А я и запах этого самогона терпеть ненавижу. Я и водку уже сто лет не пью. Но деваться-то некуда!..
Остались, поужинали, выпили.
Ему ещё и поговорить же надо. Вышли во дворик покурить. Он, как обычно, или о том, какой он в юности грозный был, весь район его боялся (врёт, конечно), или о том, какой он бравый солдат на службе был, или о том, как на работе воровал чего-нибудь. Но тихо, спокойно рассказывать не умеет, давит голосом. И не только голосом, пузом тоже напирает. Я на шаг отступлю, а он ещё ближе. Поэтому когда он рассказывать начинает, мы в одном конце двора, а когда заканчивает монолог, уже в другом. Так и двигаемся по двору, он напирает, я отступаю.
Слава богу, домой собрались, поехали.
Малыш за рулём, я рядом. Морду, перекошенную после самогонки, в окошко выставил — дышу ветерком. Дочурка на заднем сиденье под магнитофон песенки распевает.
И выпил-то я всего три рюмки, а всю душу выворачивает.
Подъезжаем к дому, Малыш поворачивает во двор, а чуть дальше, метров на сто, менты стоят. Увидели, что у них перед носом машина во двор сворачивает, и вдогонку.
Малыш спокойно к гаражу подъезжает, останавливается. Они тут как тут. Вдвоём подбегают, и давай мозги пудрить.
Один совсем ещё пацан, морда ещё в подростковых хотимчиках, в нижнем бюсте ещё детство играет.

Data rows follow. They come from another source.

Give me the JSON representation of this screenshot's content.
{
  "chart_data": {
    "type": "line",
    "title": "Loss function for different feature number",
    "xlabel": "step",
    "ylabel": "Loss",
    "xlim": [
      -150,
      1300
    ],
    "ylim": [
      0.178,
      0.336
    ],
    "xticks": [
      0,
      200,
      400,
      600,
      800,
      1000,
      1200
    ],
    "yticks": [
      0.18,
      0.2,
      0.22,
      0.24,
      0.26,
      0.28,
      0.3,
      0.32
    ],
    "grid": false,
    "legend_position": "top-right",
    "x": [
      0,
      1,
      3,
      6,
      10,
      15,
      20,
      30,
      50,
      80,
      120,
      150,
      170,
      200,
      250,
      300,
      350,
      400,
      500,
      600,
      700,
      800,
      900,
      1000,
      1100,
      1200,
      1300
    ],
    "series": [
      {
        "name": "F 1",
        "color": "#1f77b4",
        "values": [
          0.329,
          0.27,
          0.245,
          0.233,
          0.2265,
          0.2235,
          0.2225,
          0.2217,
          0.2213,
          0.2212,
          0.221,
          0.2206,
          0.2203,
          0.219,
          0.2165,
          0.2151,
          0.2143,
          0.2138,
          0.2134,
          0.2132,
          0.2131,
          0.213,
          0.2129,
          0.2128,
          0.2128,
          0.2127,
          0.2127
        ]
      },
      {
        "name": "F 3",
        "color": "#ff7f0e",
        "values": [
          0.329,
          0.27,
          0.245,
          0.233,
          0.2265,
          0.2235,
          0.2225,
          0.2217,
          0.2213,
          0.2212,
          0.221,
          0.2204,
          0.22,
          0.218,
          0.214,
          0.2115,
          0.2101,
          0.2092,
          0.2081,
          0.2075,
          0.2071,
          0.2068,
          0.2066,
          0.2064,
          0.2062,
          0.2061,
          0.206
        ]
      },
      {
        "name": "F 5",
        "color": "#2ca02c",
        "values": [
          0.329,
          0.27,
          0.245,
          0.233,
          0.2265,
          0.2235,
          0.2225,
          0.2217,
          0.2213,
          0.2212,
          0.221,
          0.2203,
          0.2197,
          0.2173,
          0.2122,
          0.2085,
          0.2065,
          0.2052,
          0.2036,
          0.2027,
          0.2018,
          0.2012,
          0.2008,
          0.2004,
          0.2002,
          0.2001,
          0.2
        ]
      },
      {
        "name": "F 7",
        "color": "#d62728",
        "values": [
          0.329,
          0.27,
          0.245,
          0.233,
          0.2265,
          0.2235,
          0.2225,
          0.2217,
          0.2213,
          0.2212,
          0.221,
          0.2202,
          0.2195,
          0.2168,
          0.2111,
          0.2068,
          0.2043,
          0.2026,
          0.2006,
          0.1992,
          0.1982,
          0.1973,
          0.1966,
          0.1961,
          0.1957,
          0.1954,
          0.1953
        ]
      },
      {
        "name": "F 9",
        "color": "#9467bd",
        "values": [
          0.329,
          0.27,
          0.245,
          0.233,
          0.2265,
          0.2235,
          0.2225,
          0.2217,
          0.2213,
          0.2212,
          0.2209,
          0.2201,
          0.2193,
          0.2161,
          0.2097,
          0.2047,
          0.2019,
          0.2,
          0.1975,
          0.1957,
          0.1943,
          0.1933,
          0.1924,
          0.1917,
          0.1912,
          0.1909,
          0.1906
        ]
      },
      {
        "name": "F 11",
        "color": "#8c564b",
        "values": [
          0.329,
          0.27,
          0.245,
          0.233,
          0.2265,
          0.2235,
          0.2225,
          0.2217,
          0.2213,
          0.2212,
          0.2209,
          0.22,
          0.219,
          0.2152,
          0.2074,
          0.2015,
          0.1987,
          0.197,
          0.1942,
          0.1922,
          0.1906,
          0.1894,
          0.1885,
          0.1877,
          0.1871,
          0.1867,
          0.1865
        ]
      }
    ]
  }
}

— Вы, — говорит, — местами поменялись, пока мы подъехали.
Объясняю ему:
— Послушай, и подумай своей головой. Какой мне смысл пьяному за руль садиться, когда у жены такие же права. Я ж не с девочкой катаюсь. Вот дочка наша, вот гараж. Мы домой приехали.
Он выступать продолжает, кричит, что чуть ли не своими глазами видел, как мы пересаживались.
Я спрашиваю:
— Ты вообще когда-нибудь «Форда» изнутри видел или только на «Жигулях» и «Запорожцах» катался? Давай попробуем. Садись за руль и поменяемся местами, не выходя из машины.
Он посмотрел в салон, действительно засомневался. Но всё-таки попросил гараж открыть.
Открыли.
Ему делать нечего. Отдал документы. Пошли они к своей машине несолоно хлебавши, а я, дурак, возьми и скажи им:
— Эй, мужики, только видите гараж какой узкий. И вмятину на крыле видите? Это любимая моя как-то заезжала. Теперь боится. Так что в гараж я уж сам заеду. Не будете возражать?
— Да ладно уж, не будем. Заезжайте, — и пошли дальше.
Ведь сколько раз я, старая задница, с ментами сталкивался, а всё не впрок. Ну, дождись, пока они уедут, и спокойно заезжай! Так нет же, не дождался.
Только за руль сел, только в гараж тронулся, а этот прыщавый тут как тут:
— Ваши документы!..
— Да ты что, совсем…
Здесь многоточие не означает непечатное продолжение. Я фразу не договорил, не нашлось в лексиконе соответствующих слов. Так и замер с открытым ртом.
Потом они по рации омоновцев вызвать пытались, чтоб меня насильно на экспертизу везти. А чего везти? Я и так не отказываюсь, что принял. Но у них по протоколу полагается.
В общем, забрали права.
Конечно, можно было откупиться, но тут уж дело принципа. Такой падали ещё и деньги давать!..
Ходил потом к начальнику этой конторы. На удивление, похож он на папика-хряка оказался. Прямо близнецы-братья, только у начальника погоны под ушами. Шеи-то тоже, как у папика-хряка, практически нет.
Он, правда, выслушал меня, в селектор похрюкал, приказал протокол принести. Просмотрел бегло, и говорит:
— Нет такого закона, чтоб по двору можно было пьяным ездить. Мы и так вас только на год лишили, а могли на три. Приходите через год.
И всё.
Знакомый мент подсказал, что через полгода можно прийти поклянчить. Если за эти полгода за рулём не поймают, и повезёт к начальнику попасть, когда у него хорошее настроение будет. В общем, по закону через половину срока могут вернуть.
Пока без прав катаюсь. А куда деваться? Я ведь теперь колхозный сторож.
Можете себе представить меня в этой роли? Эдакий дед Щукарь, в тулупе и с берданкой на плече, вокруг правления топает, председательскую печать охраняет.
Только такие сторожа в далёком прошлом остались.
Чёрт его знает, мне и на сцене-то ни разу сторожей играть не довелось, а вот в жизни пришлось перевоплощаться. И это при моих взаимоотношениях с сельским хозяйством.
Нас тут целая бригада, все на машинах. Поля, значит, охраняем, чтоб урожай не воровали. Стараемся, можно сказать, в поте лица, изо всех сил, а всё равно воруют. Да ещё как!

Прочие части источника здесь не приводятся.